Aux premiers jours de la fin d’un monde, noyés par la sécheresse,

nous allons manquer d’air, nous allons manquer d’aire,

nous avons manqué l’ère,

obscène anthropocène,

nous avons cassé le jouet, nous avons mal joué,

parié à perte,

l’avenir engagé.

Aux premiers jours de la fin de la vie, lente agonie,

quelques décennies de souffrance,

dans l’illusion par perfusion, artificiels comas,

déliquescence glutineuse de biscuit détrempé pour nous réhydrater,

tremblants moutons sucrant les fraises,

filets de souffle derrière les plaintes,

nous glissons sous les portes, petites poussières de chair.
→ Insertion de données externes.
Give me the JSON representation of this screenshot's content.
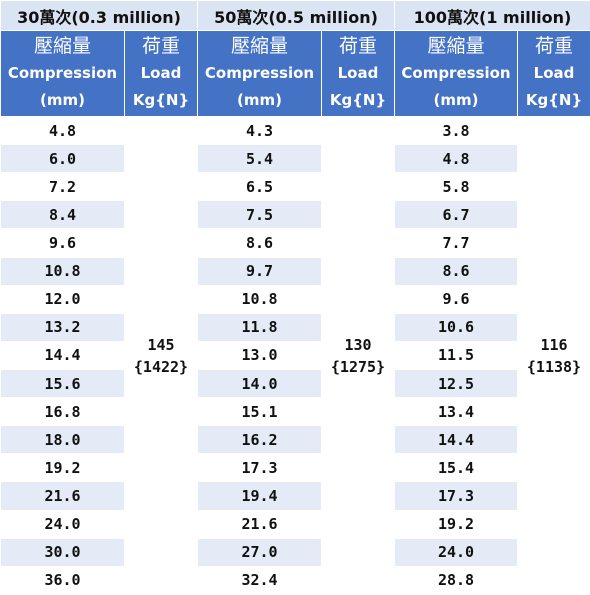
{
  "groups": [
    {
      "title": "30萬次(0.3 million)",
      "compression_header": {
        "cjk": "壓縮量",
        "en": "Compression",
        "unit": "(mm)"
      },
      "load_header": {
        "cjk": "荷重",
        "en": "Load",
        "unit": "Kg{N}"
      },
      "compressions": [
        "4.8",
        "6.0",
        "7.2",
        "8.4",
        "9.6",
        "10.8",
        "12.0",
        "13.2",
        "14.4",
        "15.6",
        "16.8",
        "18.0",
        "19.2",
        "21.6",
        "24.0",
        "30.0",
        "36.0"
      ],
      "load_kg": "145",
      "load_n": "{1422}"
    },
    {
      "title": "50萬次(0.5 million)",
      "compression_header": {
        "cjk": "壓縮量",
        "en": "Compression",
        "unit": "(mm)"
      },
      "load_header": {
        "cjk": "荷重",
        "en": "Load",
        "unit": "Kg{N}"
      },
      "compressions": [
        "4.3",
        "5.4",
        "6.5",
        "7.5",
        "8.6",
        "9.7",
        "10.8",
        "11.8",
        "13.0",
        "14.0",
        "15.1",
        "16.2",
        "17.3",
        "19.4",
        "21.6",
        "27.0",
        "32.4"
      ],
      "load_kg": "130",
      "load_n": "{1275}"
    },
    {
      "title": "100萬次(1 million)",
      "compression_header": {
        "cjk": "壓縮量",
        "en": "Compression",
        "unit": "(mm)"
      },
      "load_header": {
        "cjk": "荷重",
        "en": "Load",
        "unit": "Kg{N}"
      },
      "compressions": [
        "3.8",
        "4.8",
        "5.8",
        "6.7",
        "7.7",
        "8.6",
        "9.6",
        "10.6",
        "11.5",
        "12.5",
        "13.4",
        "14.4",
        "15.4",
        "17.3",
        "19.2",
        "24.0",
        "28.8"
      ],
      "load_kg": "116",
      "load_n": "{1138}"
    }
  ]
}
Au premier jour de la fin des jours,

dernier sursaut sans reculer,

nous voyons s’absenter le ciel,

nous sombrons vers la surface, naufragés par terre,

nous entrons dans la fin de l’histoire,

une veille sans lendemain,

trépassés par la case du grand départ,

fenêtre de tir brisée,

l’immonde que nous avons construit, échoué dans le vide,

l’écueil de rien, vacuité en vacance, déshérence du vain.

Fini,

c’est fini, presque fini,

c’est déjà là tout prés, le bout du chemin,

nous allons être révolus, obsolètes programmés,

il n’y aura pas d’après, pas d’ensuite, pas d’en arrière,

le déclin ne se remonte pas,

nous ne pouvons tomber que vers le bas,

mis à l’arrêt. Fin.

Démarrer, Ollivier…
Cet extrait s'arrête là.